Tuesday, October 16, 2007

An Underappreciated Invention That Changed Us


Quote of the day:
“A committee is a cul-de-sac down which ideas are lured and then quietly strangled.”
--Sir Barnett Cocks

I am always fascinated by hugely influential things that are never celebrated. Especially things that we now both take for granted and “could not live without.”

One of my favorites is a 1956 invention that became ubiquitous in the late 1980s. Merrie and I did not get our first one until 1996.

It has significantly changed life in American homes. There is a very strong likelihood you have one nearby. What do you think it is?

Here’s another hint that may give it away: you probably have more than one nearby.

It’s nickname rhymes with “snicker.”

Figured it out yet? It’s the remote control. As in, “where’s the remote control?”

Research has shown that 90% of questions beginning with “where’s the” end with “remote.”

Merrie and I have seven. And don’t be touching them, or losing them. What would we do then? Life as we know it could not continue.
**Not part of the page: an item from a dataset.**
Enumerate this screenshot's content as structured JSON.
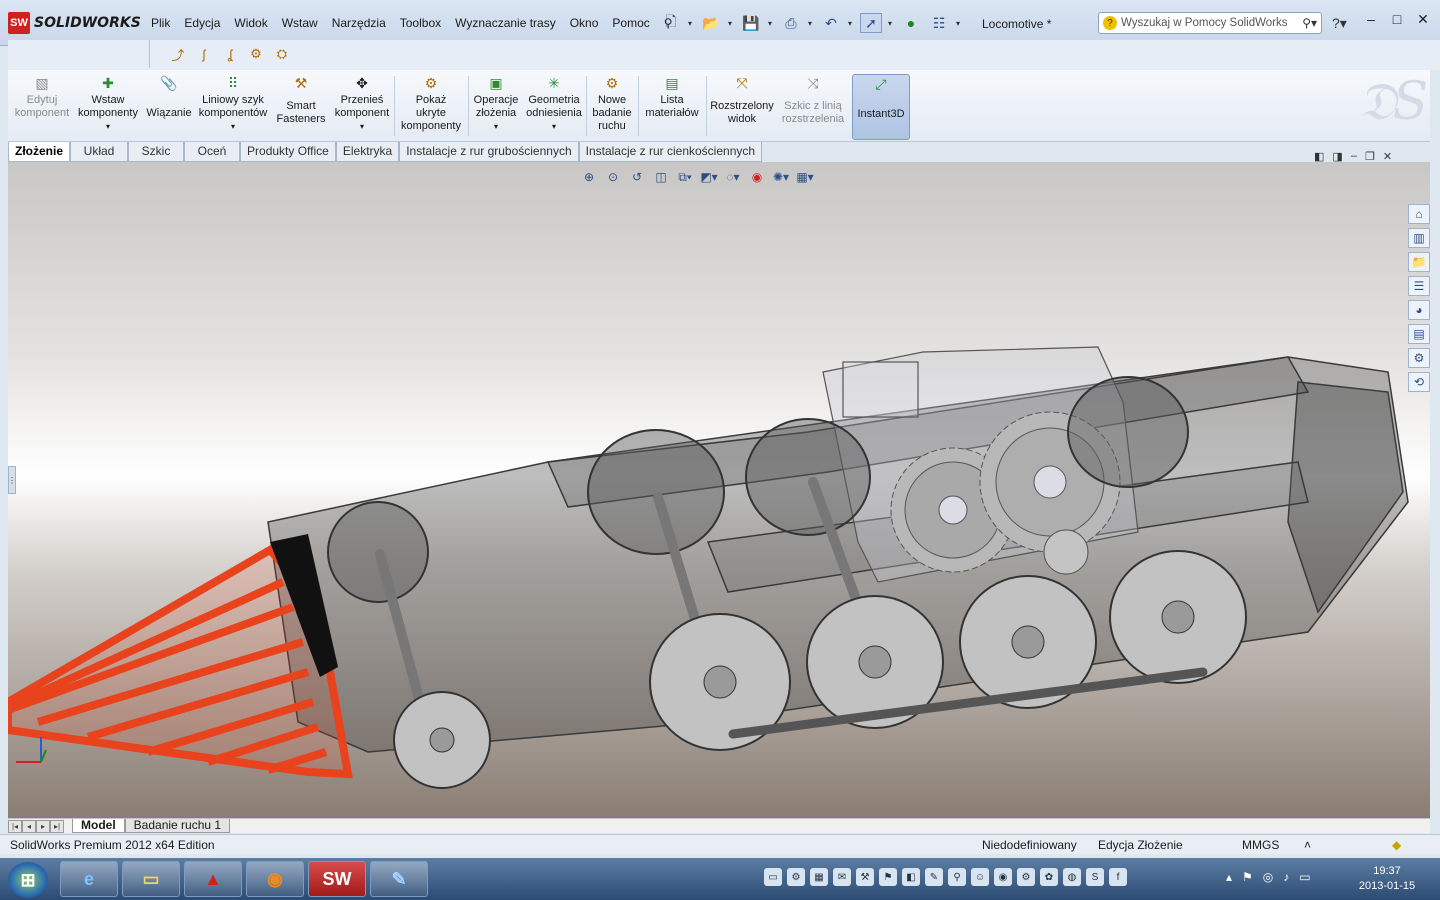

The days of having to stand up and walk across the room to turn down the volume, change the channel, or adjust the tuning have a sepia-stained quaintness to them. It was back in 1985, after all.

In the late 1930s some high-end console radios had wired remotes, as did a few TVs in the early 1950s.

The wireless TV remote was invented in 1956 by Eugene Polley and Robert Adler, and was an extra-cost option on some TV models through the mid-1980s.

Then it became standard, and our world was changed forever. Or at least our sofa was. There’s a much deeper indentation now.

The world is at our fingertips, and we have to exert no effort. Except, of course, to find the remote.

2 comments:

Anonymous said...

You'll have to let me show you my Universal Remote- it's internet powered!

Craig Dorval said...

John, you're always on the cutting edge!